From geologist to translator, to yoga teacher, to mother, to nurse. After ten years in school and  nine years in university I thought I was done with being a student, but after becoming a mother I realized the need to change my profession again and go into medical field. Changing life, changing place, changing role, changing profession – everything changed in my life recently and I think I am finally finding out what really works for me.

Science degrees, scientific career, scientific research. I miserably failed in writing scientific articles. Why? I don’t know for sure. Maybe I didn’t really believe in what I was doing, maybe didn’t get help I didn’t realize I needed and thousand other “maybes”. The fact is it didn’t work out and I had to let it go. Now I feel every day that  I am in the right place and in the right time.

This semester of Spring 2019 in City Tech was challenging. For the first time I was confronted with the terrain of knowledge I was expected to master by mostly working one on one with the thickest book. I suppose such approach is designed to teach students to learn independently, but in reality, I felt like little kitten frown into the water, drowning.  I feel strong urge just to create more structured and to the point program for teaching in the way that can be easier understood and remembered. It’s the end pf the semester and things clearing up a bit and  I know that the next one will be better.

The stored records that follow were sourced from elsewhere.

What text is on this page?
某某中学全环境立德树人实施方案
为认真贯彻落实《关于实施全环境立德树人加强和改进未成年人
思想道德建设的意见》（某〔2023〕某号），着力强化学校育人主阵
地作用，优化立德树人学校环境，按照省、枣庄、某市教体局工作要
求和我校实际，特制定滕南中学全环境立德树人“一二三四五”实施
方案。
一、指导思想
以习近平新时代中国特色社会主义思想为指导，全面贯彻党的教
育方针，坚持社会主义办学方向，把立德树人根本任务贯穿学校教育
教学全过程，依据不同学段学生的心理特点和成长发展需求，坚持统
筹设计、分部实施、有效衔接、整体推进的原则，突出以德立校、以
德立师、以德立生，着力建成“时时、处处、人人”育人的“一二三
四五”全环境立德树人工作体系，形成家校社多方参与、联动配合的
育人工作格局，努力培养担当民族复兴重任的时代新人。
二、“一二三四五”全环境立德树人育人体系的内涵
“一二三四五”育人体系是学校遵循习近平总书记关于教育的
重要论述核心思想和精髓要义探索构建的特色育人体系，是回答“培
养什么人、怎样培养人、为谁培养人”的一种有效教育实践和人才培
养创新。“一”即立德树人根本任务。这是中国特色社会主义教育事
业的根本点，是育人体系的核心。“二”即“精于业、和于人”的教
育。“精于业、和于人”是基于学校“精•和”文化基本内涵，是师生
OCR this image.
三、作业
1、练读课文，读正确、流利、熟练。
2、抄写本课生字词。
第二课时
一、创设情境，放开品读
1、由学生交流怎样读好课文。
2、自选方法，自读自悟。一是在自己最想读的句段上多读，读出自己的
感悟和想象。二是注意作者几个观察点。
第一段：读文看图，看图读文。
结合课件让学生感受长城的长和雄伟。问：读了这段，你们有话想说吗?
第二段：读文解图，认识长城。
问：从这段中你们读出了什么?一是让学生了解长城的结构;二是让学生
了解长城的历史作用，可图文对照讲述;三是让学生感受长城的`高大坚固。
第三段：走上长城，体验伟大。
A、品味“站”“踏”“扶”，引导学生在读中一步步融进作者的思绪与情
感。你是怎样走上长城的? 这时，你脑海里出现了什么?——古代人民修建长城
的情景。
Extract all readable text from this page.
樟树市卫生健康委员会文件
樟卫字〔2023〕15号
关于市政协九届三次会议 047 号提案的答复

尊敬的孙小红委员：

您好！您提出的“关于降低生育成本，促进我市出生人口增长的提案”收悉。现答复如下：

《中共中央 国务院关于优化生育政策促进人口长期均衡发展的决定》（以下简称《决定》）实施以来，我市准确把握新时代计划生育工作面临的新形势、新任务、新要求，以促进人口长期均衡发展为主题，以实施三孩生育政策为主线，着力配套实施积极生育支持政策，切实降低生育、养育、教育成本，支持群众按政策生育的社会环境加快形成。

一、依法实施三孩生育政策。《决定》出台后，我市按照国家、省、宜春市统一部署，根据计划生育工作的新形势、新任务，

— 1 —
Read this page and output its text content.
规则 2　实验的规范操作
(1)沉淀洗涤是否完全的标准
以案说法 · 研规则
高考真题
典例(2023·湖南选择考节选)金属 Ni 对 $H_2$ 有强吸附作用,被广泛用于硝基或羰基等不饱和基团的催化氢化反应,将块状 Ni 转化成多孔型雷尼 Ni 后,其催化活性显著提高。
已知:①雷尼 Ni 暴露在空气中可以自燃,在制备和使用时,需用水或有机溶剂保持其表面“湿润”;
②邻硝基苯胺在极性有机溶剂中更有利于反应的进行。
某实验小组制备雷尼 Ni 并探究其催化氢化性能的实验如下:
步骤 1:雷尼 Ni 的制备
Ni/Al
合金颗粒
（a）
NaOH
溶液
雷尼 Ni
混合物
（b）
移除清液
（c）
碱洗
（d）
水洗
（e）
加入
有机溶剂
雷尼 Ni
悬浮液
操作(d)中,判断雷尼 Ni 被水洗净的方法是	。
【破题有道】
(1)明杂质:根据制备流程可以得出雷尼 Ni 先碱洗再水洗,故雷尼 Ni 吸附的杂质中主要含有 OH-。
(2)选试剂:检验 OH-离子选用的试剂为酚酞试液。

English class has been a breath of air for a drowning person. I think it worth something to hear it from someone like me, who’s a) not a native speaker; b) did not enjoy English I class at all. Allowing free writing and creative expression as oppose to emphasis on grammar made a huge difference. The class time was relaxing, yet productive and thought provoking. Afterwards I was usually left more relaxed, inspired and self-worthy again.

The best part about writing is that you never know what you’ll write until it appears on the paper. Self-discovery: it was challenging and a little bit scary to dig deeper into yourself, find new-old things there. For example, for me most creative and artistic outbursts happen during hardest times. I think, writing as a form of art acts like a vent for extra emotions you feel. Helps me vent out during hardest periods, but writing doesn’t naturally happen to me when I’m happy.

Everybody thinks differently. For me it is always been a challenge to convey what I mean in writing regardless the language. Expressing thoughts in clear and easy understandable way is the obstacle I often struggle with. Unit’s 1 Freedom essay opened my eyes to look at the writing as a process of rewriting, which is normal and necessary.

Genre switching unit 2 was very enjoyable for me. The hardest part was to choose the topic, but after that I was able to relax and have fun. I got to write a poem and was surprised to realize how much I miss that revealing and creative experience.

Research of unit 3 was and is challenging, not due lack of ideas and information, but due to overwhelming overflow of both. It felt like it could use more time but like with any research it can be endless without clear deadlines.

Dear Professor, thank you! I really, really enjoyed your class. It helped me to tap into my creative side and do some reflection on my life today, my goals and perspectives. I’m grateful for reminding me how it feels to write, pouring you thoughts and yourself on the paper.